Poderia falar sobre sua expectativa em relação à aprovação do projeto do BRB na Câmara Legislativa e a importância dessa aprovação?
Disso depende a sobrevivência do BRB e do emprego de mais de 5 mil famílias. Eu posso ou não continuar na política, mas essas famílias não terão como sobreviver. Não se trata de apoiar ou não o governo, e sim de apoiar a cidade. O BRB é operador de todos os programas sociais, do serviço de bilhetagem, o que pode atingir diretamente toda a população do DF; em especial, a mais carente. Todas as medidas já foram tomadas. Contrataram auditoria independente do Machado Meyer em parceria com a Kroll. Eles estão orientando na recuperação de ativos. Todos os processos de recuperação de ativos estão sendo ajuizados permanecendo em sigilo por conta da decisão do STF e da proteção ao mercado.

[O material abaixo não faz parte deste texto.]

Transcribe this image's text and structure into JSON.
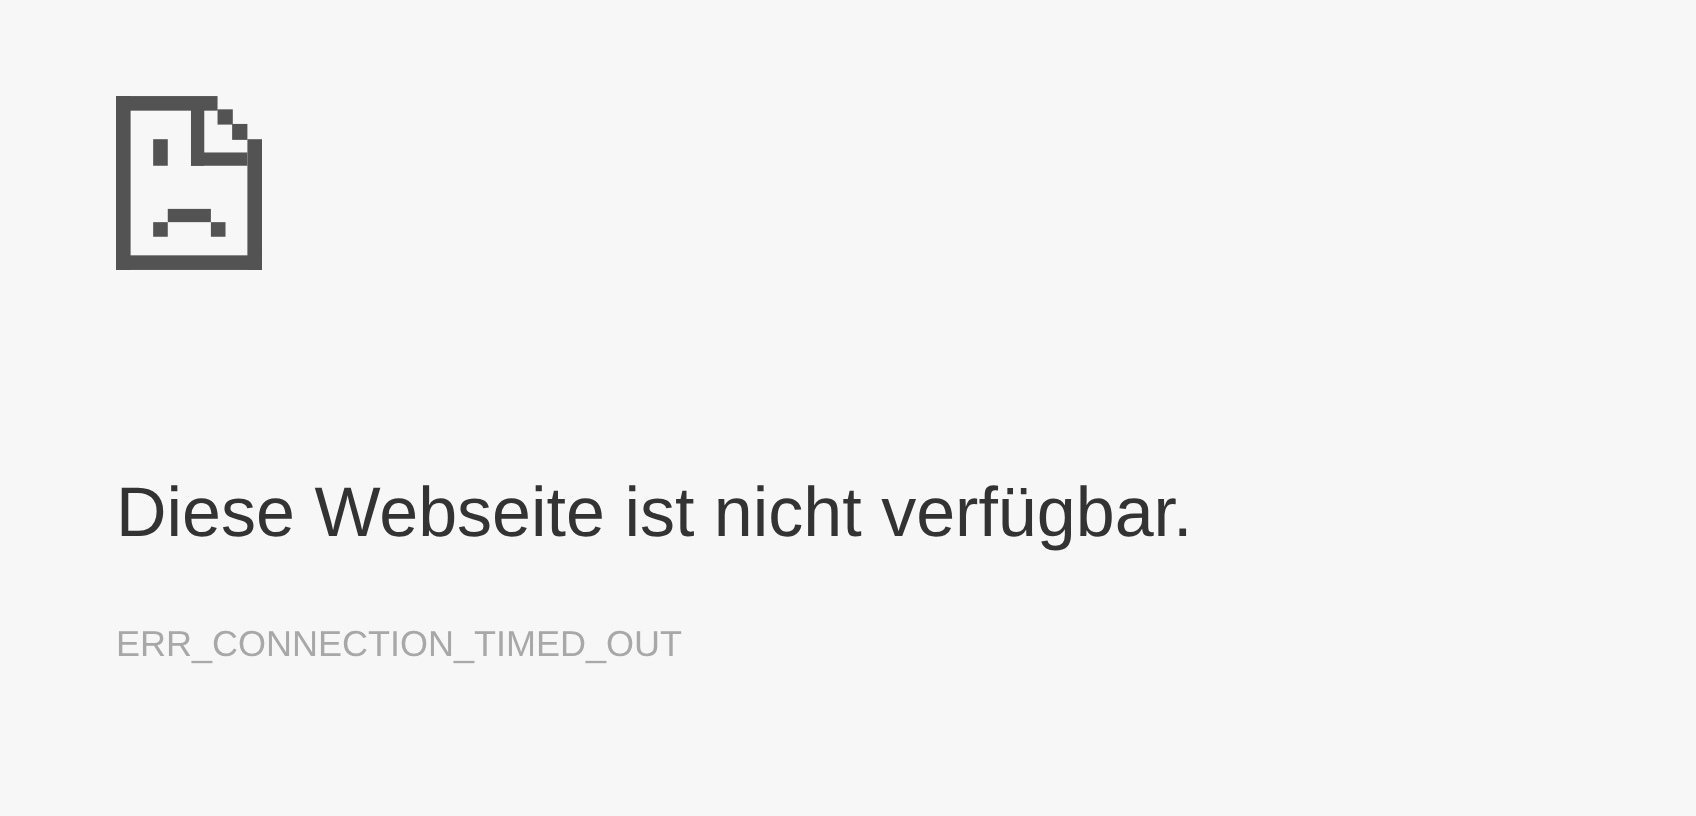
{
  "heading": "Diese Webseite ist nicht verfügbar.",
  "error_code": "ERR_CONNECTION_TIMED_OUT"
}
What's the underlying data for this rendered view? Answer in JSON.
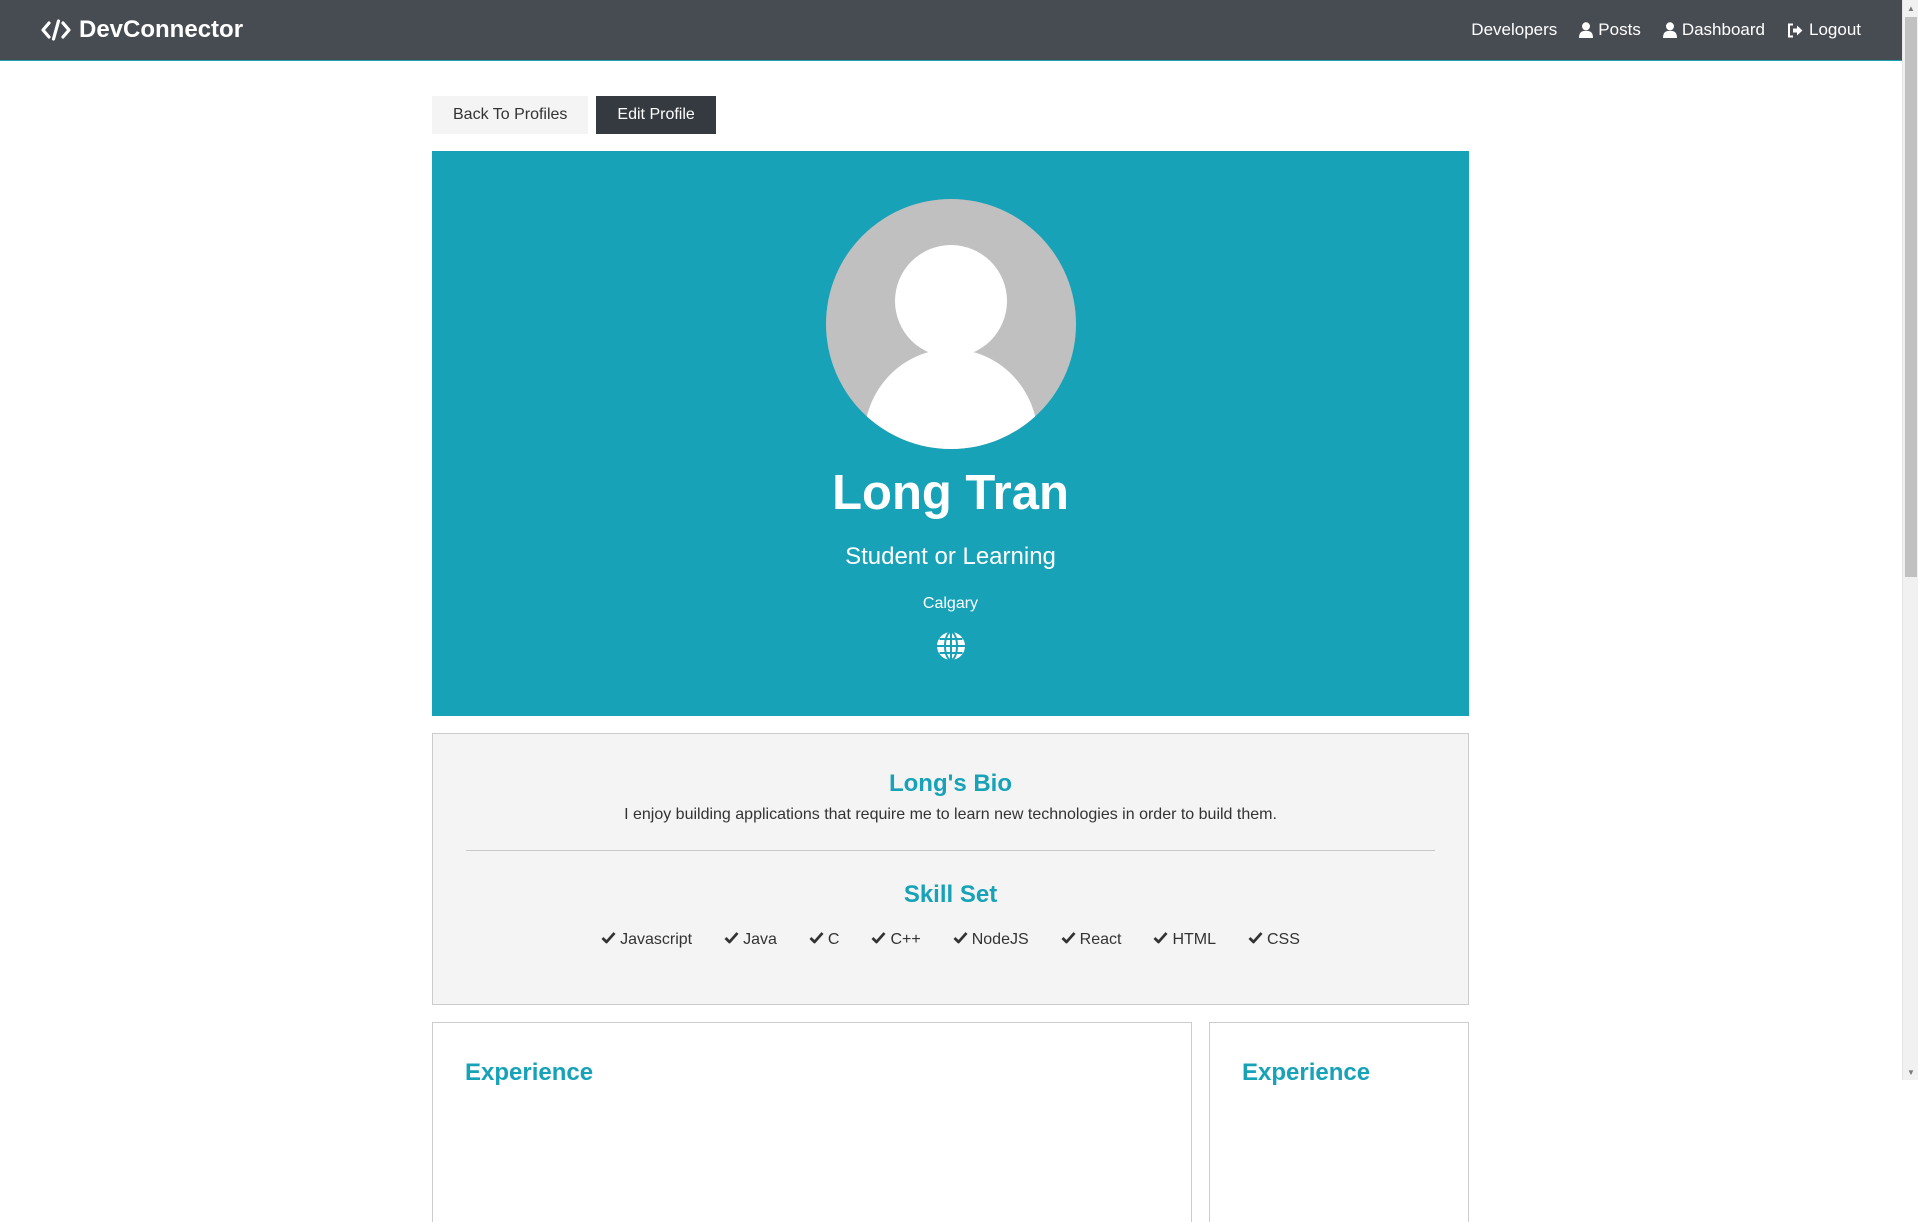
{
  "navbar": {
    "brand": "DevConnector",
    "links": [
      {
        "label": "Developers",
        "icon": "none"
      },
      {
        "label": "Posts",
        "icon": "user-icon"
      },
      {
        "label": "Dashboard",
        "icon": "user-icon"
      },
      {
        "label": "Logout",
        "icon": "sign-out-icon"
      }
    ]
  },
  "buttons": {
    "back": "Back To Profiles",
    "edit": "Edit Profile"
  },
  "profile": {
    "name": "Long Tran",
    "status": "Student or Learning",
    "location": "Calgary",
    "website_icon": "globe-icon"
  },
  "about": {
    "bio_title": "Long's Bio",
    "bio_text": "I enjoy building applications that require me to learn new technologies in order to build them.",
    "skills_title": "Skill Set",
    "skills": [
      "Javascript",
      "Java",
      "C",
      "C++",
      "NodeJS",
      "React",
      "HTML",
      "CSS"
    ]
  },
  "experience": {
    "title": "Experience"
  },
  "education": {
    "title": "Experience"
  },
  "colors": {
    "primary": "#17a2b8",
    "dark": "#343a40",
    "navbar": "#474b52",
    "light": "#f4f4f4"
  }
}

Como o senhor está nesse processo? Tranquilo ou ansioso?
Eu estou tranquilo. Me preocupo com o BRB, que é um patrimônio da cidade.
Continua determinado a concorrer ao Senado e se desincompatibilizar em 28 de março?
Não vejo motivo para não fazer isso. O povo me adora e tenho muito a mostrar do trabalho que fiz ao longo desses oito anos. Vou às ruas todos os dias e a recepção da população é maravilhosa.
Ate o fim de março, a solução para o BRB estará encaminhada?
Tem que estar.
Quem foi o responsável pela crise do BRB? Paulo Henrique?
Isso só a Justiça vai dizer.
Está se sentindo traído pelo PL?
De modo algum. A Bia (Kicis) é uma excelente deputada e uma das maiores defensoras do bolsonarismo. Nada mais natural que o ex-presidente e a família apoiem sua pretensão. Eu sigo firme no propósito de manter palanque único no DF. Até porque nossos inimigos são outros.
Como único? Com a sua coligação e sem outro candidato ao Senado?
Essas coisas vão se desenrolar com o tempo.